The story here is nuanced. Some people who have left the church may have been Christians in name only before they did. Others look like they still largely believe the core tenets of the faith but have either gotten out of the habit or are struggling to disentangle their true faith from problematic church cultures they’ve left.

We’re confident that both beliefs and behaviors have changed for many over the last 25 years. But we’re also arguing that belonging is more of an issue than belief for millions of dechurched evangelicals. Sadly, the outsize role belonging plays has been relatively overlooked.

Misconception #4: The people leaving are primarily on the secular left.

The earliest to dechurch in the late 1980s to mid-1990s were more left-leaning politically. But by 2023, evangelicals are dechurching at almost twice the pace on the right political flank than they are on the left. Admittedly, there are fewer dechurching from the secular left because many of those people have already left the church.

Still, for discernible groups, right-wing politics has supplanted church from a belonging standpoint. People who find meaningful community in political spaces have lower motivation to keep going to church. So, ministers must be leaders who can see and respond to challenges that come from multiple directions at once.

Misconception #5: They aren’t willing to come back.

The single best piece of good news to come from our study is that more than half of those who have left evangelical churches are willing to come back right now. That’s nearly 8 million dechurched evangelicals who are willing to come back to church.

The reasons why they’re willing to come back vary from group to group, but on the whole, people are looking for two things: healthy relationships and a local church that actively demonstrates how the gospel is true, good, and beautiful. Those two factors are almost entirely within our control. Church leaders can grow in their ability to exercise relational wisdom and build healthy communities. Our local churches can grow institutionally to be bolder and clearer with our doctrine, religious affection, and cultural engagement.
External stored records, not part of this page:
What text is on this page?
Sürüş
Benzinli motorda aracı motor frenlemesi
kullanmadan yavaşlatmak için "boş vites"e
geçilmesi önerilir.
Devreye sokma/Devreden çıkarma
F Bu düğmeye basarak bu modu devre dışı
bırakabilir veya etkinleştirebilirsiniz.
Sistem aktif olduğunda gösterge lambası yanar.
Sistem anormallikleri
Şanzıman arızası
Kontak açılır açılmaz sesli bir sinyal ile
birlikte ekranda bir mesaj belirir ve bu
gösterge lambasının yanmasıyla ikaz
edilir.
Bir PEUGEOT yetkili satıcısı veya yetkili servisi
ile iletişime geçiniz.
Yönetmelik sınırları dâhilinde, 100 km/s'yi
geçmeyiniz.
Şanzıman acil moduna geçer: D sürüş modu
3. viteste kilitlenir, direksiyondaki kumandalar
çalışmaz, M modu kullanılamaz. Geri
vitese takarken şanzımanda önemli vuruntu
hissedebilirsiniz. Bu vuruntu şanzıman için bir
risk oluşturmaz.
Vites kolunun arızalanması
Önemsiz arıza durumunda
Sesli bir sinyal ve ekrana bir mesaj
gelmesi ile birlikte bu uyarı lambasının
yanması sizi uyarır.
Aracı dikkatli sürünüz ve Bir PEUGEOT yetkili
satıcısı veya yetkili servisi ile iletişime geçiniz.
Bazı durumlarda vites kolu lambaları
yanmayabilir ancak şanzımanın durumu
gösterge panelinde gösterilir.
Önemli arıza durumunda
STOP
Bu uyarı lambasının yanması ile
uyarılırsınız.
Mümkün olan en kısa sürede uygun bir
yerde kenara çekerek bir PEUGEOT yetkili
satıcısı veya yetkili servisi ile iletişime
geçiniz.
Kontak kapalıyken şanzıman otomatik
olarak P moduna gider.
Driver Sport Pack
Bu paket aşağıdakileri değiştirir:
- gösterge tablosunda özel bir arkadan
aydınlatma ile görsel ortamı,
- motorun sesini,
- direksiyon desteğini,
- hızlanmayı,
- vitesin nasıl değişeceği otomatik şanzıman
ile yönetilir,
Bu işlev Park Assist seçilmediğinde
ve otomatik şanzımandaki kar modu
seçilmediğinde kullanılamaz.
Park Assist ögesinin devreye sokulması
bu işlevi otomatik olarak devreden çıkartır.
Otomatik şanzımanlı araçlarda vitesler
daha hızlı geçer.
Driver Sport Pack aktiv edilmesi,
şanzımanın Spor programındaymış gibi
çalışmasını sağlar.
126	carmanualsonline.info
We pray that God uses our book and study to encourage church leaders and give them actionable ways to engage unchurched people. We pray that the casually dechurched will find healthy local churches with people who genuinely love Jesus, one another, and their community. We pray the children of the dechurched Christians won’t grow up to be unchurched. We pray dechurched casualties will find peace and healing in Jesus and healthier local expressions of his church in God’s timing.

And we pray the broader culture would see us changed by the good news of Jesus Christ and be curious about his vision for humanity and the world.